Nicolas : le but est toujours le même. Il s’agit de lutter contre la société à deux vitesses. Nous essayons d’éviter que se creuse un fossé entre ceux qui ont de l’argent et ceux qui en ont moins. Nous croyons beaucoup à la mixité des publics. C’est notre coeur de métier depuis les années 80. Quoique nous fassions, nous regardons toujours les problèmes globalement. Nous voyons les impacts sociaux au-delà des simples problèmes techniques. Nos crèches par exemple sont mixtes : elles accueillent tout aussi bien des enfants en situation de handicap que des enfants valides. Chaque public apprend de l’autre et c’est très bien. Même choses dans nos hôpitaux : que vous ayez les moyens ou pas, vous bénéficiez du même traitement : chambre individuelle, télé pour faire passer le temps etc..
Le groupe SOS a lancé un projet pour sauver 1000 cafés en zone rurale
Olivier : un projet dont vous êtes particulièrement fiers ?
Nicolas : nous avons récemment construit un projet dont le but est de sauver 1000 cafés en zone rurale (moins de 3500 habitants) et qui a pour finalité de maintenir plusieurs services (relai Poste, accès internet, épicerie…)…) à disposition des habitants.

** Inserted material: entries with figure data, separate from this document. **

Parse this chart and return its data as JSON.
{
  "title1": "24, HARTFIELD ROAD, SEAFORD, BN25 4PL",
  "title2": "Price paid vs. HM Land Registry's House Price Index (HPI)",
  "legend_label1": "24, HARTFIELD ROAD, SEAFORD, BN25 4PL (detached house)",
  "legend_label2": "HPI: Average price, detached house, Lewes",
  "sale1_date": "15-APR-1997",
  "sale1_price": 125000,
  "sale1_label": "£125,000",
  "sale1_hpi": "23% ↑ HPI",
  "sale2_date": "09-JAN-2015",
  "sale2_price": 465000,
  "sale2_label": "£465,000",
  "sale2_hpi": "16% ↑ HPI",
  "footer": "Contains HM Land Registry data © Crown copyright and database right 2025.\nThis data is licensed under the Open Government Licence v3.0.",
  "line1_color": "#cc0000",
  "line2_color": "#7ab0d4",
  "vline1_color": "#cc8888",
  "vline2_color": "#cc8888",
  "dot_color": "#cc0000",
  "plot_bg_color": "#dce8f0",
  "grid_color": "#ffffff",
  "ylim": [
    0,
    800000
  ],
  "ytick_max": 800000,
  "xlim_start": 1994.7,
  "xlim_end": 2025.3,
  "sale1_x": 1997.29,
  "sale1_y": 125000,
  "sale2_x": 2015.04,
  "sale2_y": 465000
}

Nous nous sommes également battus pour reprendre plusieurs hôpitaux qui allaient disparaître ce qui allait accroître la désertification médicale. Et plus généralement, nous fonctionnons un peu comme un laboratoire : nous partageons les constats de nos professionnels de terrain, nous essayons différentes solutions pour repérer celles qui fonctionnent le mieux et pour les faire connaître.
Nous sentons l’engagement citoyen croître
Olivier : des surprises ?
Nicolas : oui, les citoyens se rendent de plus en plus compte de la nécessité de s’engager et de ne plus simplement déléguer leur responsabilité à l’Etat, cela ne suffit plus. De même, beaucoup d’entreprises changent et réfléchissent à leur impact social et écologique. Nous nous trouvons donc en situation d’être leur plateforme de médiation : nous aidons les citoyens et les organisations à comprendre comment passer à l’action concrète. Les gens sont de plus en plus prêts à cela. De plus en plus de personnes entendent que l’engagement n’est pas simplement un devoir de charité mais bien un plaisir de construire ensemble. Et il y a un véritable défi pour nous à fédérer les publics autour de projets concrets et porteurs de sens afin de ne pas les laisser être submergés dans l’agressivité et les désespérances que suscitent les réseaux sociaux ou les informations souvent dramatiques. Il faut inverser la tendance. Nous avons récemment utilisé les réseaux sociaux du groupe pour proposer aux gens de parrainer un jeune en difficulté sociale ou scolaire, ou d’aider des personnes que nous accompagnons dans leur recherche de job. J’ai été surpris par le nombre important de personnes qui ont voulu apporter leur contribution. Il y a une prise de conscience. Chacun peut et doit jouer un rôle pour transformer positivement notre société.